Pinkel sounds like Morgan Steward's hip injury could be more long-term than initially feared. Said medical staff will do more tests
— Dave Matter (@Dave_Matter) August 26, 2014
Pinkel, on Morgan Steward's hip injury: "We're looking into it further." Says Steward's injury status could dictate where Murphy plays.
— David Morrison (@DavidCMorrison) August 26, 2014
There are plenty of consequences if Steward isn’t healthy. More than is typical for a team in this position with its backup running back.
Maty Mauk probably has been the team’s most talked-about player this August, but Marcus Murphy could make a case.
Coach Gary Pinkel clearly has identified 5-foot-9, 195-pound marble of kinetic energy as one of the offense’s most dynamic options. Murphy averaged 6.5 yards per carry in 2013, has a history of success returning kicks and punts, and spent more than a portion of fall practice developing as a slot receiver.
But when the team released its South Dakota State depth chart Monday, Murphy’s name appeared alongside Russell Hansbrough as the co-starter at running back, didn’t show up at receiver and landed underneath Ian Simon to the right of the bolded heading “KR.”
“When Morgan’s healthy, it changes everything,” Pinkel said, according to Rivals.com.
That’s because without Steward, Hansbrough’s backups include a former walk-on who accepted a scholarship last week and a true freshman. Aside from the fact that any semi-athletic body probably could approach four yards per carry most games behind this Missouri offensive line, Steward’s health to a large extent will dictate Murphy’s role.
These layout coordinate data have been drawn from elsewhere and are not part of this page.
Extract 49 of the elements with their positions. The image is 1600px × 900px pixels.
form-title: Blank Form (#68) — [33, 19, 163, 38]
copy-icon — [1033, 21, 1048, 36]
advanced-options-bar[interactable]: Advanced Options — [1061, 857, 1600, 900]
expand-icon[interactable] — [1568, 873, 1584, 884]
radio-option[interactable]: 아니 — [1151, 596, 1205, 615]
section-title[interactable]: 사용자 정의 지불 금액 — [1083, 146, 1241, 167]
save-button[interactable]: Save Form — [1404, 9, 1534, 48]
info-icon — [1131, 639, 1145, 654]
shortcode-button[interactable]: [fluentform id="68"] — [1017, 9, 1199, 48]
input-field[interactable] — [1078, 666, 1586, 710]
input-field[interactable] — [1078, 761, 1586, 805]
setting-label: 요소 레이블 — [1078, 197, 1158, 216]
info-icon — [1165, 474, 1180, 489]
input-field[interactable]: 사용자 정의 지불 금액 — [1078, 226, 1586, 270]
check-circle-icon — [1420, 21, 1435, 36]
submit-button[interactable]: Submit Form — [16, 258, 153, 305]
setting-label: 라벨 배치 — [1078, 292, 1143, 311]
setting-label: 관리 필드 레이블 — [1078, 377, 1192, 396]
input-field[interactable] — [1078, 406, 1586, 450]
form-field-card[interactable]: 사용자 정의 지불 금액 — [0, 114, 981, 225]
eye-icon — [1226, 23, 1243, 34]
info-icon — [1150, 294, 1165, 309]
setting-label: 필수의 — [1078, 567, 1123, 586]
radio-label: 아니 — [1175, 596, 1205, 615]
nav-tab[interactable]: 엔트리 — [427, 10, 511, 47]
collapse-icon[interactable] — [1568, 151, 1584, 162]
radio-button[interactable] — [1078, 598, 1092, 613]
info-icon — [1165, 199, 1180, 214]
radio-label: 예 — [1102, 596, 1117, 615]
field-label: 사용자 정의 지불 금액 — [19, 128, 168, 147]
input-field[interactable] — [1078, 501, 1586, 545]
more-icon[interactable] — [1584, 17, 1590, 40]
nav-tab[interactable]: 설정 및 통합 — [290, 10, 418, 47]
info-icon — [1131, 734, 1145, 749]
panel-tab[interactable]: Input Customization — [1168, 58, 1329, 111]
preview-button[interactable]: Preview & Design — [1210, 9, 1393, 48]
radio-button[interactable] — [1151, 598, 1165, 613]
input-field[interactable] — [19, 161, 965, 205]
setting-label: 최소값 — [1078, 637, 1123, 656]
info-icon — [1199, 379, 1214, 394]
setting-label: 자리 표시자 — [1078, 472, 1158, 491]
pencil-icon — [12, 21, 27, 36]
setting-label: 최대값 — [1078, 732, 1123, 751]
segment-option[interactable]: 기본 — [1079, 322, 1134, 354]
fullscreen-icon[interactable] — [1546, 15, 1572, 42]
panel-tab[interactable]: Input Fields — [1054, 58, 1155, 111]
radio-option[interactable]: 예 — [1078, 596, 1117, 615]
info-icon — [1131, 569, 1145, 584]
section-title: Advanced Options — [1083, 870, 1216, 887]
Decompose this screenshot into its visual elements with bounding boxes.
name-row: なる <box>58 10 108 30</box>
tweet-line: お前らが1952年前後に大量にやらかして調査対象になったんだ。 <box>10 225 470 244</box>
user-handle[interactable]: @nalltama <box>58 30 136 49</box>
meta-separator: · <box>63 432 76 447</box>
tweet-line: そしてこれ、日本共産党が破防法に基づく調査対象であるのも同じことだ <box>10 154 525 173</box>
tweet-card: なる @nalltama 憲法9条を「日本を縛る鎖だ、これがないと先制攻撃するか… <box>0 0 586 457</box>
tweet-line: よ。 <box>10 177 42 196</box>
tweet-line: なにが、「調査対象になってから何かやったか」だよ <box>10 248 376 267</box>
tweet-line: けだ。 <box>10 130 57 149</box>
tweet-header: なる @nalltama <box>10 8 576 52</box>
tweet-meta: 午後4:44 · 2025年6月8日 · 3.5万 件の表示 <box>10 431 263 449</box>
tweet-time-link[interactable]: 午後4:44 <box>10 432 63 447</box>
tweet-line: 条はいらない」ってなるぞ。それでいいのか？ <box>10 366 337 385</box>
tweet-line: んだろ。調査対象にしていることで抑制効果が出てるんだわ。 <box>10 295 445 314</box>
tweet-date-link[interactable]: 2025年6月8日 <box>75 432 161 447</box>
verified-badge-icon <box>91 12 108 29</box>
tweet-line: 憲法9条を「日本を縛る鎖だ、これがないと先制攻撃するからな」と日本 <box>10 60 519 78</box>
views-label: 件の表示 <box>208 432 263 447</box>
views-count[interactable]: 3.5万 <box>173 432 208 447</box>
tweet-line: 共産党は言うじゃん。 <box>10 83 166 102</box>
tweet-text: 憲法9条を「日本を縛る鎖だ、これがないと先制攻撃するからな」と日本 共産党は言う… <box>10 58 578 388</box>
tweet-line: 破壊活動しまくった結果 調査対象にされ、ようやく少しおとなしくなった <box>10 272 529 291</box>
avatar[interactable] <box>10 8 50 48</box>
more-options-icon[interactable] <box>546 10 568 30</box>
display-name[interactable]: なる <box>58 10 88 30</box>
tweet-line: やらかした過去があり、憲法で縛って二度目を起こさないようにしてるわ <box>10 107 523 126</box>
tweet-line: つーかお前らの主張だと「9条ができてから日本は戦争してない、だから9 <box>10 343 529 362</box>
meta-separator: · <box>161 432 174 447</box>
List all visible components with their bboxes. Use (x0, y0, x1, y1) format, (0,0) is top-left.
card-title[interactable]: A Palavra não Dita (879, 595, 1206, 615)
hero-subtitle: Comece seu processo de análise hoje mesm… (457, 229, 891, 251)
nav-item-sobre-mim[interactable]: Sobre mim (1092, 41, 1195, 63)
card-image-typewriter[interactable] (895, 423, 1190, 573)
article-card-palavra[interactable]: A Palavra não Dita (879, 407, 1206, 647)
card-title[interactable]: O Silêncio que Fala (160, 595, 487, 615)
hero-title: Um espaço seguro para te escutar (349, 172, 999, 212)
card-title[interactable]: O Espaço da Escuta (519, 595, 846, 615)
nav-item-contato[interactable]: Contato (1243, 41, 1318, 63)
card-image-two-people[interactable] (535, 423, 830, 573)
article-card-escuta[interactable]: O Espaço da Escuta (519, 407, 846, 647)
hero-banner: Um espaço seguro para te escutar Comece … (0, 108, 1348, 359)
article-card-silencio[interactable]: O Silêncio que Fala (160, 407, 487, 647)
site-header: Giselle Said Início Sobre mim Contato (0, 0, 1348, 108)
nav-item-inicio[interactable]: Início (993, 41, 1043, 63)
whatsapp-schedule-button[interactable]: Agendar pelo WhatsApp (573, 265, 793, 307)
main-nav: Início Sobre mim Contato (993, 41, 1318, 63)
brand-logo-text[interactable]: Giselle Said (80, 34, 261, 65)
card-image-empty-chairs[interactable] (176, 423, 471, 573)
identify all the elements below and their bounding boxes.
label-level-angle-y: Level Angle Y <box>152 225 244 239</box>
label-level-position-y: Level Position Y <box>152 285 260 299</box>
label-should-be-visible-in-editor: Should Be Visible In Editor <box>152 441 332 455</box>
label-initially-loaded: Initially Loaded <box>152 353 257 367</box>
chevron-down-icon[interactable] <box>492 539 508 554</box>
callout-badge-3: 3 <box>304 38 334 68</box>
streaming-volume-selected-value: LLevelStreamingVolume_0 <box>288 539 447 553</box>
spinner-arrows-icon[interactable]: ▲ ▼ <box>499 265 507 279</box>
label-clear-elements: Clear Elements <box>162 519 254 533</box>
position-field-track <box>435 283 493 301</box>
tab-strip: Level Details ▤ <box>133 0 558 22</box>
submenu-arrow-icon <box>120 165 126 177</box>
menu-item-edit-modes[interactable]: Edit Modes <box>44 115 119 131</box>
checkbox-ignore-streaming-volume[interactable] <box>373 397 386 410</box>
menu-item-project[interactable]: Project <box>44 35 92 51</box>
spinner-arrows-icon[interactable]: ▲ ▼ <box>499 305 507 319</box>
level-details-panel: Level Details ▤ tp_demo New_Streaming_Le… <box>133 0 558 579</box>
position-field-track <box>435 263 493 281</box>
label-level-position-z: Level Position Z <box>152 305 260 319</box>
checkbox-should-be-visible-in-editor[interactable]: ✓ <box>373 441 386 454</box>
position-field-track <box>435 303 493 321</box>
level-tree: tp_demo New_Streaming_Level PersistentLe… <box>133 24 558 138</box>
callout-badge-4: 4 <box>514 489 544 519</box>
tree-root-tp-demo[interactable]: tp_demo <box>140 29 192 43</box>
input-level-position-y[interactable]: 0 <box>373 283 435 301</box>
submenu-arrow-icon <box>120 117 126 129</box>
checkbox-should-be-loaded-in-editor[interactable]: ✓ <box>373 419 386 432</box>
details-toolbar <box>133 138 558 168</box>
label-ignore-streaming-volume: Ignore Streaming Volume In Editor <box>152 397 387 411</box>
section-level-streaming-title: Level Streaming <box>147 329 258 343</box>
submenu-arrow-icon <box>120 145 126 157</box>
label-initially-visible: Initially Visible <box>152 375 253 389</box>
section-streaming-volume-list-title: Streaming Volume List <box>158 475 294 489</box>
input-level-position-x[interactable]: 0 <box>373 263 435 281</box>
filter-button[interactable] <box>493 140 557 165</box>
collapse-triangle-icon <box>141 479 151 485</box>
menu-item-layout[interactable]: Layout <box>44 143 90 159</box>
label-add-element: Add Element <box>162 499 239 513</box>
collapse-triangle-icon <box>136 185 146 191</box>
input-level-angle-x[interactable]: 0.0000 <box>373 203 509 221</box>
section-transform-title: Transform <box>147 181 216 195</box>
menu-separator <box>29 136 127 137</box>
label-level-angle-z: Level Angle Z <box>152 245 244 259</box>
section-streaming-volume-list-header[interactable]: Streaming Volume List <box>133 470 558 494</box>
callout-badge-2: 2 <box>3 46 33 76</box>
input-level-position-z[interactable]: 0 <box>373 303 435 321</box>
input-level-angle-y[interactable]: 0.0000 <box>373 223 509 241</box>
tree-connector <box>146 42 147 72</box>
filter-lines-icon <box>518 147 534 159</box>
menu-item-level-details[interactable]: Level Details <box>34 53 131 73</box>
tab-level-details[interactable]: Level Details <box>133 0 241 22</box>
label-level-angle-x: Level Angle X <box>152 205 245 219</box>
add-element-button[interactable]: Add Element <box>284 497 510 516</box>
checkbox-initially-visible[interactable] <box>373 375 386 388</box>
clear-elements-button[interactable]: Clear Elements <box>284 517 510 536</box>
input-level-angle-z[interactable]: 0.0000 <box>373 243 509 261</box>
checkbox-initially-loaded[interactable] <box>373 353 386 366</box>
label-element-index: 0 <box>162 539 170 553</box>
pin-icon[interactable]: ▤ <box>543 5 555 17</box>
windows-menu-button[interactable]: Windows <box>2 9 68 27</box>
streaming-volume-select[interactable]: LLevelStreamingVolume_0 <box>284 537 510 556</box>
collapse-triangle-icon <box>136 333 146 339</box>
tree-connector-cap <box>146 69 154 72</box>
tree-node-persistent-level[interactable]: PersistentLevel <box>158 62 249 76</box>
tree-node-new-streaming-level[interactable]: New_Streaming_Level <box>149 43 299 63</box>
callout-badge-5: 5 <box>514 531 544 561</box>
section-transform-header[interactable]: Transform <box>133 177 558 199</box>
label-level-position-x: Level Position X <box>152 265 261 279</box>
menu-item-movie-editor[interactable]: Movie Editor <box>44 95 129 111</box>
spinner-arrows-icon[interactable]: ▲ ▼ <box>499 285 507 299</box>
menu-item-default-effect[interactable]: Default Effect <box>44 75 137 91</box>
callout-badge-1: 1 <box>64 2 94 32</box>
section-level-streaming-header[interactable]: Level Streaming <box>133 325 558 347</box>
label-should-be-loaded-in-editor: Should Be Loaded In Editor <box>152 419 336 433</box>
The team wants Murphy to play two out of every three snaps, Pinkel said Monday, adding that the staff still is working out its backfield rotation plans.
“There’s certainly some things we’re looking at and analyzing and (Murphy’s role) probably is going to be a week-to-week thing,” Pinkel said. “A lot of it will probably depend on the health we have at the tailback position.”
Murphy still should line up in the slot at some point this season, though it’s difficult to predict whether Missouri will trot out the “Murphy as receiver” look Saturday or avoid putting it on video for more formidable opponents.
The more influential priority seems to be preserving Murphy’s health, because without Steward and Murphy, Hansbrough would have to shoulder a heavy workload atypical of Missouri’s backfield-by-committee approach. Missouri will pick and choose, and Pinkel apparently feels better about the team’s kick return depth than the depth at running back.
“(Kick returns were) something I really enjoyed doing, but it’s a week-to-week decision,” Murphy said. “… I’m going to go with it, but I still would like to be back there at kick return.”
Said Pinkel: “We have, I think, a lot of good return guys. Aarion Penton also is a very good athlete, and some other guys. We probably have more than we’ve ever had in the program, ever. When I first got here, we had maybe two guys who had a chance to catch a punt. That was a long time ago.”